CFPB Clears Up Consumer Confusion About Credit Scores

Sep 25, 2012, 13:47 ET from Consumer Data Industry Association

WASHINGTON, Sept. 25, 2012 /PRNewswire-USNewswire/ -- "We applaud the Consumer Financial Protection Bureau's credit score report that was released today. We think it puts an end to the debate over the value of educational scores versus those scores lenders use," said Stuart K. Pratt, president and CEO of the Consumer Data Industry Association.

The CFPB study concluded that "correlations across the results of the scoring models were high."  As a result, it determined "that for a majority of consumers the scores produced by different scoring models provided similar information about the relative creditworthiness of the consumers. The study found that different scoring models would place consumers in the same credit-quality category 73-80% of the time."

"The study sheds new light on why consumers can trust the credit score disclosures they receive and the products in the commercial marketplace that help consumers build a deeper understanding of their credit scores and how they affect their financial decisions. Consumers want to be proactive in learning about their scores. Unfortunately, too many  mixed messages have made them hesitant to access the data currently available that will help them better understand the scoring process. This study is good news for consumers who can now be confident that the disclosures and services they are getting today are helping to empower them to receive better prices tomorrow in the credit market," stated Pratt.

The study was built on the foundation of two key facts made clear in the Bureau's 2011 report and reiterated again in this study:

  • "Given this complexity it is unlikely that a consumer will often be able to know the exact score that a particular lender will use to evaluate them."[1] 
  • "Lenders use credit scores produced by many different scoring models." [2] 

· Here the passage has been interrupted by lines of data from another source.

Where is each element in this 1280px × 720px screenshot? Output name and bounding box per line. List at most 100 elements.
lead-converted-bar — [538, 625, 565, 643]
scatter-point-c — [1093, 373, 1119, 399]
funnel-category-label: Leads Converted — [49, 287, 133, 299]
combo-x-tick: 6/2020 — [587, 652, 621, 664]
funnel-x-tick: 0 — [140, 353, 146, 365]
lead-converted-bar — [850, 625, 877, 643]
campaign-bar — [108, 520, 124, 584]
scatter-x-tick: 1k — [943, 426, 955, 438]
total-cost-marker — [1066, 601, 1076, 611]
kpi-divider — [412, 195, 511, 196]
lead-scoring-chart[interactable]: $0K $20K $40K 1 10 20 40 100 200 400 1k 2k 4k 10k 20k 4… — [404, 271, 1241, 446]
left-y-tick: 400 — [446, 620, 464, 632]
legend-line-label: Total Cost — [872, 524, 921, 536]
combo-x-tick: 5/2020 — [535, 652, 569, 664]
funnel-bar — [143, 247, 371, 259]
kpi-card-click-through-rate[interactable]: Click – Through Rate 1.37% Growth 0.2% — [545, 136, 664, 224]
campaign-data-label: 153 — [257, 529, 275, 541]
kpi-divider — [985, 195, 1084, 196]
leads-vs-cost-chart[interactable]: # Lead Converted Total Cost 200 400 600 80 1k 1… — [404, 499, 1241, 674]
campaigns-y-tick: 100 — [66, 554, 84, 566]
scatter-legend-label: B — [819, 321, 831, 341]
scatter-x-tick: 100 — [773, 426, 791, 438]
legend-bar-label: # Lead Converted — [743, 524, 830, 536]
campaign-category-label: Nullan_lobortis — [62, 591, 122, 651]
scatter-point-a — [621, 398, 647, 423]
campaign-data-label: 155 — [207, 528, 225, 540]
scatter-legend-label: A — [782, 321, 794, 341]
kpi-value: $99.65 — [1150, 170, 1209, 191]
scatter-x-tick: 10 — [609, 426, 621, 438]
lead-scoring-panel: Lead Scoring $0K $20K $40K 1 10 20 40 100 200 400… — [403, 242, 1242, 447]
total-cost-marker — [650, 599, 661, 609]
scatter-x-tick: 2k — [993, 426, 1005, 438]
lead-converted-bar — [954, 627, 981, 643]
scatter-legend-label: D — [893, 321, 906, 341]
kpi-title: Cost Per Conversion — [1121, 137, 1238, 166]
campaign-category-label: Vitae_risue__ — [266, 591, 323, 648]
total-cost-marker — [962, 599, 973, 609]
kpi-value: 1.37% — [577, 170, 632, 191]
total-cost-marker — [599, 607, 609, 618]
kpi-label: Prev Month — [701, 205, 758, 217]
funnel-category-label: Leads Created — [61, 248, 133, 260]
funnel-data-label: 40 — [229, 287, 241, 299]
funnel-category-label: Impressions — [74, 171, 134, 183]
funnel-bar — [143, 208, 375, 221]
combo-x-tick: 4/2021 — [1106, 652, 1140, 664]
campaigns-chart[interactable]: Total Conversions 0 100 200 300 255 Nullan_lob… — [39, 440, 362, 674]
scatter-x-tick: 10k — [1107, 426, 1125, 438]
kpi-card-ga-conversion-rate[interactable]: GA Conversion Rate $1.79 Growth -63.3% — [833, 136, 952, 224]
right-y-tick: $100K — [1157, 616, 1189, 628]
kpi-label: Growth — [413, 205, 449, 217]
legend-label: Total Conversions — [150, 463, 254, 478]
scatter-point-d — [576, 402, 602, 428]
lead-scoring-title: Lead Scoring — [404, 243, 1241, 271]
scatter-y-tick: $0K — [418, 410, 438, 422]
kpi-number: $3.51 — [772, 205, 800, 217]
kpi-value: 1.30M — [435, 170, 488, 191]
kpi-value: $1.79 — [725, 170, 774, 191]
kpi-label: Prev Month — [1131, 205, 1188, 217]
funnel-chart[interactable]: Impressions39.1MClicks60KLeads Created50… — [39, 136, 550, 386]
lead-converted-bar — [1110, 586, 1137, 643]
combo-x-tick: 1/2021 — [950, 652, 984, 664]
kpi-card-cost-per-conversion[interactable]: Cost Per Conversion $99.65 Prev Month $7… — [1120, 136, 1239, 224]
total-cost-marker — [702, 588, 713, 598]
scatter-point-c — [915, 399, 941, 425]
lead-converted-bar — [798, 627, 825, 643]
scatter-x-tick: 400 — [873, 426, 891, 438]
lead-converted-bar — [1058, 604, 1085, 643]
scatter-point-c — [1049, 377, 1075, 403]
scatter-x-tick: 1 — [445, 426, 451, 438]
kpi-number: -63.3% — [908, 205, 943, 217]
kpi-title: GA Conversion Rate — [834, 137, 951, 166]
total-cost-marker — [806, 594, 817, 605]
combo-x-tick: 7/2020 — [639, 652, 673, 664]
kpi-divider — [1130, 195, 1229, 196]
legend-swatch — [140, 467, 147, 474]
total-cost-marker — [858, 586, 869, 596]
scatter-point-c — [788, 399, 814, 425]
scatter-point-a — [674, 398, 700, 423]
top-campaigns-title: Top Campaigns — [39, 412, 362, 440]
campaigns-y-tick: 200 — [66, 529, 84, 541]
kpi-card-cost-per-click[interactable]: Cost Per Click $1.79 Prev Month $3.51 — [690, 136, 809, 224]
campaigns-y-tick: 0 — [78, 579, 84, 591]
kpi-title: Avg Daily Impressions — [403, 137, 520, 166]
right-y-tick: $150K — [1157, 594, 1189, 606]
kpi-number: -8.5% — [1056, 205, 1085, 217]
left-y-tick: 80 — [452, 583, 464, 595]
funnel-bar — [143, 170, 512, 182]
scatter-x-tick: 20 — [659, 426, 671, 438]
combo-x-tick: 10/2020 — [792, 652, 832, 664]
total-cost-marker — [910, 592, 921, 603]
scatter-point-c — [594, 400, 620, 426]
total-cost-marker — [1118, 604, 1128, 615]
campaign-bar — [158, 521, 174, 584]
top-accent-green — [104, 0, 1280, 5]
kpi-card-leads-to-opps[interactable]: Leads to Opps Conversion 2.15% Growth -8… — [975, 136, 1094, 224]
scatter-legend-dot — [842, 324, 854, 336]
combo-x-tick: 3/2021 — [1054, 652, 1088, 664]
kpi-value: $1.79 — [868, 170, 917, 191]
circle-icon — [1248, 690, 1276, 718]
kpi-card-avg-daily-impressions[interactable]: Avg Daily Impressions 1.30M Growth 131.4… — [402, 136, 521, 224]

"The CFPB is right," said Pratt, "no one score is used by all lenders. However, the credit score is a valuable educational tool and can enable consumers to better understand their creditworthiness relative to other consumers." As the CFPB's report notes, the many credit score options in the marketplace today will help consumers answer these questions.  CDIA recommends that when consumers obtain their credit scores they should ask these important questions:

  1. What credit scoring model was used?
  2. What's the scale?
  3. What does the score I received mean in terms of lending risk?
  4. What are the key factors affecting my credit score?
  5. How might my future financial decisions affect my credit score?

CDIA's members are global leaders in the development of credit score technology.  While the CFPB was not charged by Congress with studying every effective and reliable credit score in the marketplace, this report shows that all such scores designed using the same common principles will help educate consumers with equal effectiveness.   

In support of the CFPB's study, the CDIA will fund a new series of public service announcements focused on encouraging consumers to read the CFPB's report, obtain their credit scores and also, in support of the Consumer Federation of America's latest credit score poll, avail themselves of resources that are available to better understand what does and doesn't affect a credit score.

[1] July 19, 2011 CFPB Report, "The impact of differences between consumer- and creditor-purchased credit scores," Pg. 18.

[2] July 19, 2011 CFPB Report, "The impact of differences between consumer- and creditor-purchased credit scores," Pg. 1.